In [2]:
import pandas as pd
import numpy as np

In [6]:
raw_data = pd.read_csv('./SouthParkData-master/All-seasons.csv')
raw_data.head()

Unnamed: 0,Season,Episode,Character,Line
0,10,1,Stan,"You guys, you guys! Chef is going away. \n"
1,10,1,Kyle,Going away? For how long?\n
2,10,1,Stan,Forever.\n
3,10,1,Chef,I'm sorry boys.\n
4,10,1,Stan,"Chef said he's been bored, so he joining a gro..."


In [9]:
raw_data['Line'][4]

"Chef said he's been bored, so he joining a group called the Super Adventure Club. \n"

## We're going to attempt to implement the Viterbi algorithm

### Here's what we need:

#### parameters:

K => number of hidden states

T => length of sequence of observations

N => number of possible observations 

S => the "state space", i.e. all possible words (s1, s2, ... , sK)

Priors => an array of prior probabilities for each state (ie. how likely is a word to occur w/o context?)

Transition Matrix A => K x K matrix where A[i, j] stores probability of transitioning from si to sj

Emission Matrix   B => K x N matrix where B[i, j] stores probability of observing oj from state si
    
#### output:

X - a sequence of states (x1, x2, ..., xT)

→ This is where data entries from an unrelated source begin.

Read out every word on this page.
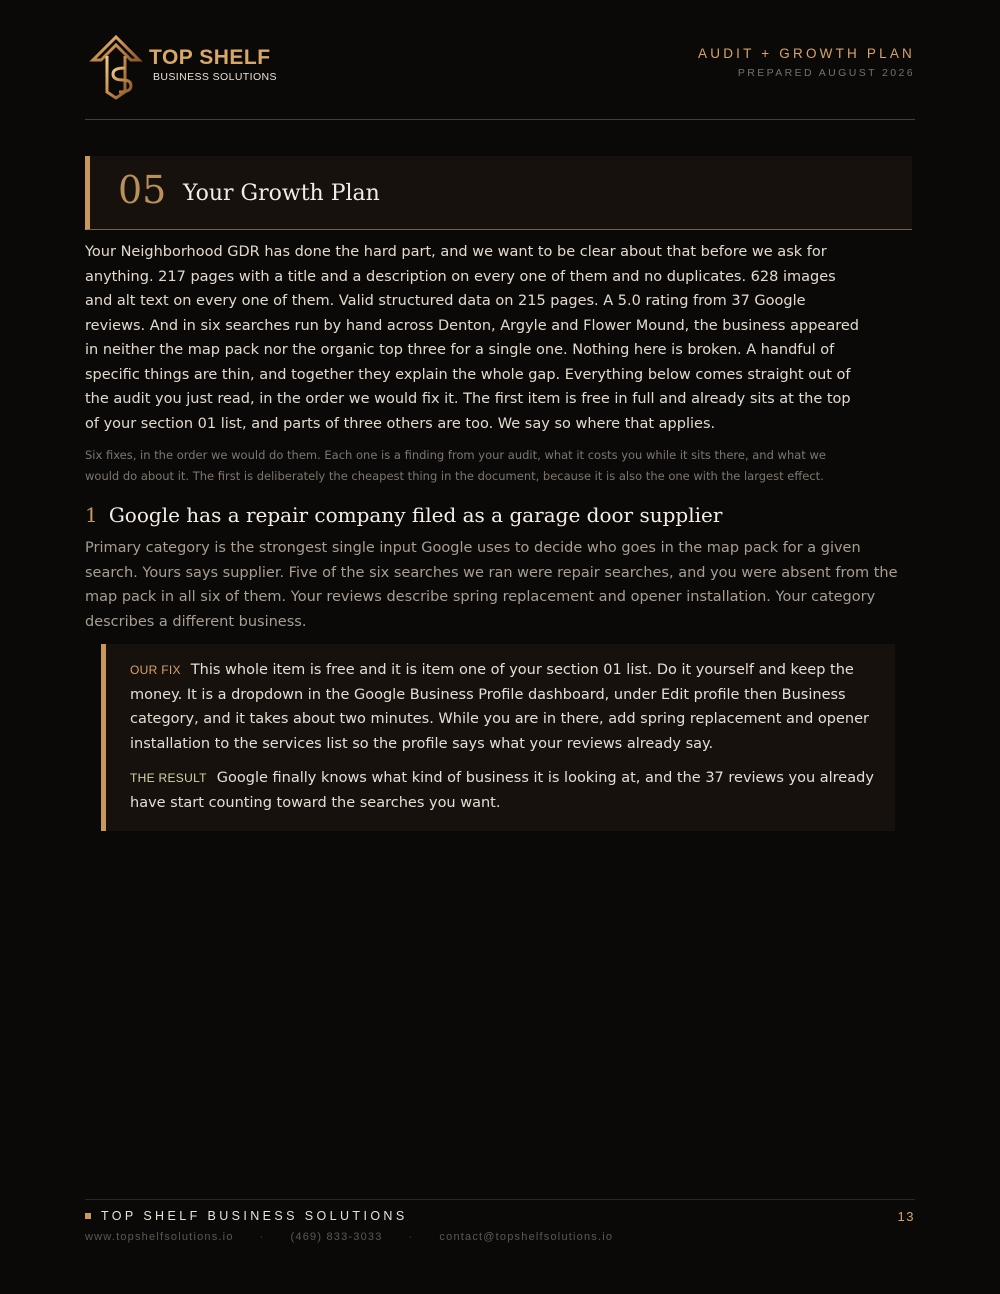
TOP SHELF
BUSINESS SOLUTIONS
AUDIT + GROWTH PLAN
PREPARED AUGUST 2026
05 Your Growth Plan

Your Neighborhood GDR has done the hard part, and we want to be clear about that before we ask for anything. 217 pages with a title and a description on every one of them and no duplicates. 628 images and alt text on every one of them. Valid structured data on 215 pages. A 5.0 rating from 37 Google reviews. And in six searches run by hand across Denton, Argyle and Flower Mound, the business appeared in neither the map pack nor the organic top three for a single one. Nothing here is broken. A handful of specific things are thin, and together they explain the whole gap. Everything below comes straight out of the audit you just read, in the order we would fix it. The first item is free in full and already sits at the top of your section 01 list, and parts of three others are too. We say so where that applies.

Six fixes, in the order we would do them. Each one is a finding from your audit, what it costs you while it sits there, and what we would do about it. The first is deliberately the cheapest thing in the document, because it is also the one with the largest effect.

1 Google has a repair company filed as a garage door supplier

Primary category is the strongest single input Google uses to decide who goes in the map pack for a given search. Yours says supplier. Five of the six searches we ran were repair searches, and you were absent from the map pack in all six of them. Your reviews describe spring replacement and opener installation. Your category describes a different business.

OUR FIX This whole item is free and it is item one of your section 01 list. Do it yourself and keep the money. It is a dropdown in the Google Business Profile dashboard, under Edit profile then Business category, and it takes about two minutes. While you are in there, add spring replacement and opener installation to the services list so the profile says what your reviews already say.

THE RESULT Google finally knows what kind of business it is looking at, and the 37 reviews you already have start counting toward the searches you want.

TOP SHELF BUSINESS SOLUTIONS	13
www.topshelfsolutions.io · (469) 833-3033 · contact@topshelfsolutions.io
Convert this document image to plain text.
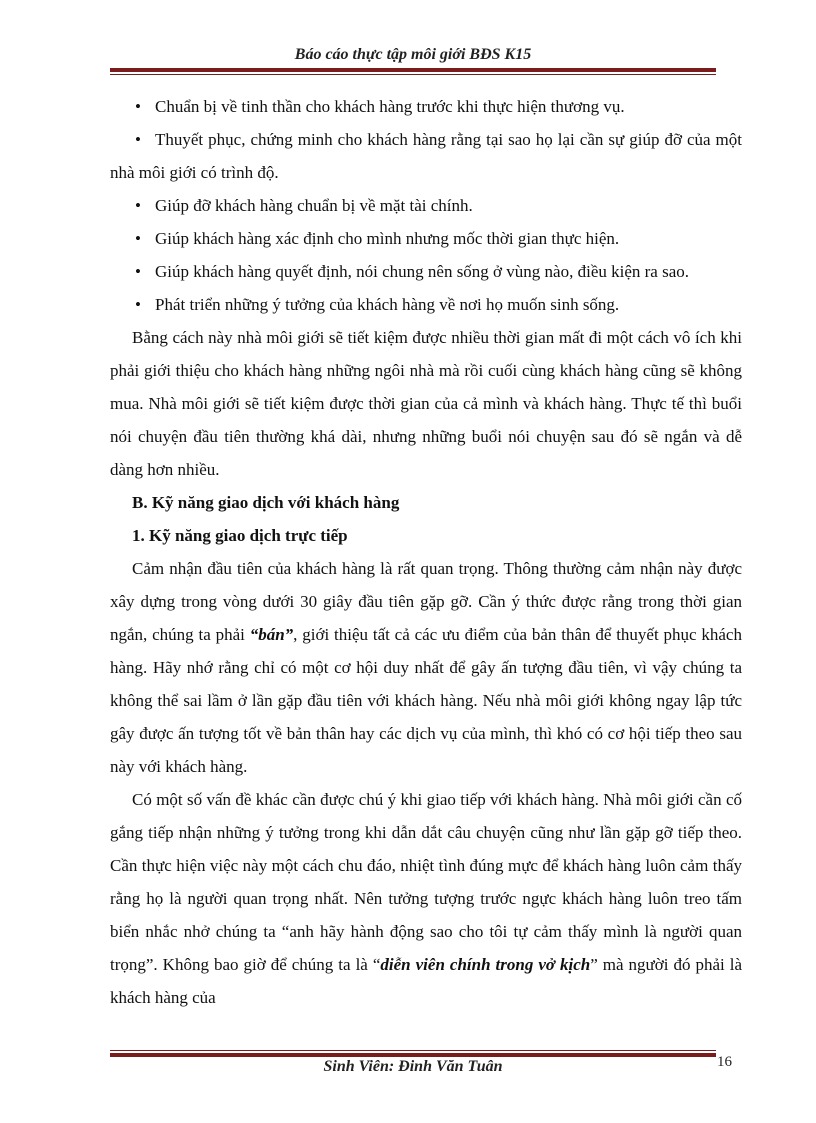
Báo cáo thực tập môi giới BĐS K15

• Chuẩn bị về tinh thần cho khách hàng trước khi thực hiện thương vụ.

• Thuyết phục, chứng minh cho khách hàng rằng tại sao họ lại cần sự giúp đỡ của một nhà môi giới có trình độ.

• Giúp đỡ khách hàng chuẩn bị về mặt tài chính.

• Giúp khách hàng xác định cho mình nhưng mốc thời gian thực hiện.

• Giúp khách hàng quyết định, nói chung nên sống ở vùng nào, điều kiện ra sao.

• Phát triển những ý tưởng của khách hàng về nơi họ muốn sinh sống.

Bằng cách này nhà môi giới sẽ tiết kiệm được nhiều thời gian mất đi một cách vô ích khi phải giới thiệu cho khách hàng những ngôi nhà mà rồi cuối cùng khách hàng cũng sẽ không mua. Nhà môi giới sẽ tiết kiệm được thời gian của cả mình và khách hàng. Thực tế thì buổi nói chuyện đầu tiên thường khá dài, nhưng những buổi nói chuyện sau đó sẽ ngắn và dễ dàng hơn nhiều.

B. Kỹ năng giao dịch với khách hàng

1. Kỹ năng giao dịch trực tiếp

Cảm nhận đầu tiên của khách hàng là rất quan trọng. Thông thường cảm nhận này được xây dựng trong vòng dưới 30 giây đầu tiên gặp gỡ. Cần ý thức được rằng trong thời gian ngắn, chúng ta phải “bán”, giới thiệu tất cả các ưu điểm của bản thân để thuyết phục khách hàng. Hãy nhớ rằng chỉ có một cơ hội duy nhất để gây ấn tượng đầu tiên, vì vậy chúng ta không thể sai lầm ở lần gặp đầu tiên với khách hàng. Nếu nhà môi giới không ngay lập tức gây được ấn tượng tốt về bản thân hay các dịch vụ của mình, thì khó có cơ hội tiếp theo sau này với khách hàng.

Có một số vấn đề khác cần được chú ý khi giao tiếp với khách hàng. Nhà môi giới cần cố gắng tiếp nhận những ý tưởng trong khi dẫn dắt câu chuyện cũng như lần gặp gỡ tiếp theo. Cần thực hiện việc này một cách chu đáo, nhiệt tình đúng mực để khách hàng luôn cảm thấy rằng họ là người quan trọng nhất. Nên tưởng tượng trước ngực khách hàng luôn treo tấm biển nhắc nhở chúng ta “anh hãy hành động sao cho tôi tự cảm thấy mình là người quan trọng”. Không bao giờ để chúng ta là “diễn viên chính trong vở kịch” mà người đó phải là khách hàng của

Sinh Viên: Đinh Văn Tuân	16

Let's first see how large of a vocabulary we're working with

I'm going to include all individual words, plus some basic punctuation like ',' '.' '!' and '?'

In [47]:
# Takes a string, tokenizes it 
# Returns a list of the tokens
def tokenize_str(string):
    
    string = string.lower()
    
    # give space on either side of punctuation
    string = string.replace(',', ' ,')
    string = string.replace('.', ' .')
    string = string.replace('!', ' !')
    string = string.replace('?', ' ?')
    
    # split string and add newline at end
    string = string.split()
    string += ['\n']
    
    return string

print(tokenize_str(raw_data['Line'][4]))

['chef', 'said', "he's", 'been', 'bored', ',', 'so', 'he', 'joining', 'a', 'group', 'called', 'the', 'super', 'adventure', 'club', '.', '\n']


In [48]:
# line_lists = [simplify_str(s).split() for s in raw_data['Line']]
tokens = [word for sentence in raw_data['Line'] for word in tokenize_str(sentence)]

states = set(tokens)
vocab_size = len(states)
print(vocab_size)

32834


32834 words is a lot to work with, but it might work. We may have to reduce dimensionality at some point.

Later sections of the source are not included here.